Lingelbach also claimed critics are wrong when they say R2 is weaker than e-Stewards. “In many respects, particularly with respect to transport and movement of end-of-life electronic materials, R2 is stronger in outright requiring of air monitoring,” he said.

E-Stewards has seen some high-profile defections. In 2015, electronics giant Best Buy stopped requiring its recyclers be certified by the standard, noting that it was losing money on the program. “We absolutely sympathize with Best Buy’s need to at least break even on a voluntary program that benefits the public,” BAN said. “However, lessening environmental and social responsibility to cut costs isn’t the way to go.”

BAN now recommends that consumers take their unwanted electronics to Staples, which developed the first computer take-back program in the U.S. (in 2004), accepts a wide variety of products without cost (whether they were bought at the retailer or not) and uses only e-Stewards-certified recyclers.

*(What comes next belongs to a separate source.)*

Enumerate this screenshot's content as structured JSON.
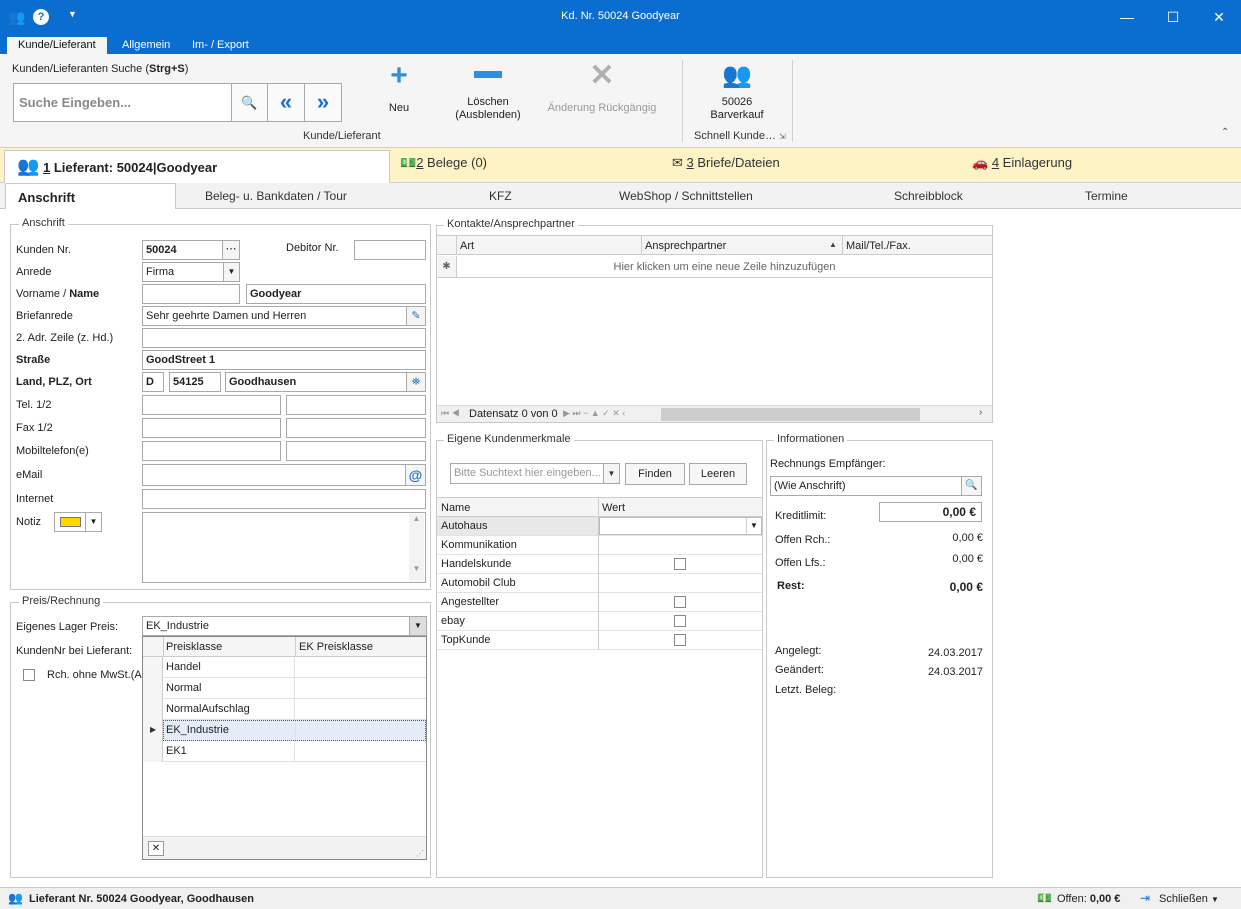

Another defector is Sims Recycling Solutions (SRS), which had nine facilities certified by e-Stewards. “The e-Stewards certification isn’t providing any real material business value to Sims in the U.S.,” Steve Skurnac, SRS president, told Resource Recycling in 2015. “I think recyclers have always been interested in it, but the folks that use recyclers, whether they’re corporations or municipalities, don’t see it as a super-high priority.”

BAN’s Puckett said he “vehemently disagrees” that e-Stewards certification is not worth the cost.

A Single Path?

For outside observers, it would be a plus if there was a single go-to electronic recycling standard. “That would be great,” said Allen Hershkowitz, who was deeply involved in e-waste issues during his tenure at the Natural Resources Defense Council (he now heads the Green Sports Alliance).

Hershkowitz noted that e-Stewards “is the only protocol that complies with international law,” and is thus recommended by GSA to sports teams that want maximum protection against embarrassing waste disposal episodes. But he also said R2 has far more certified recyclers “because it’s an environmentally better approach. Companies feel it’s doable, and they can meet the standards.”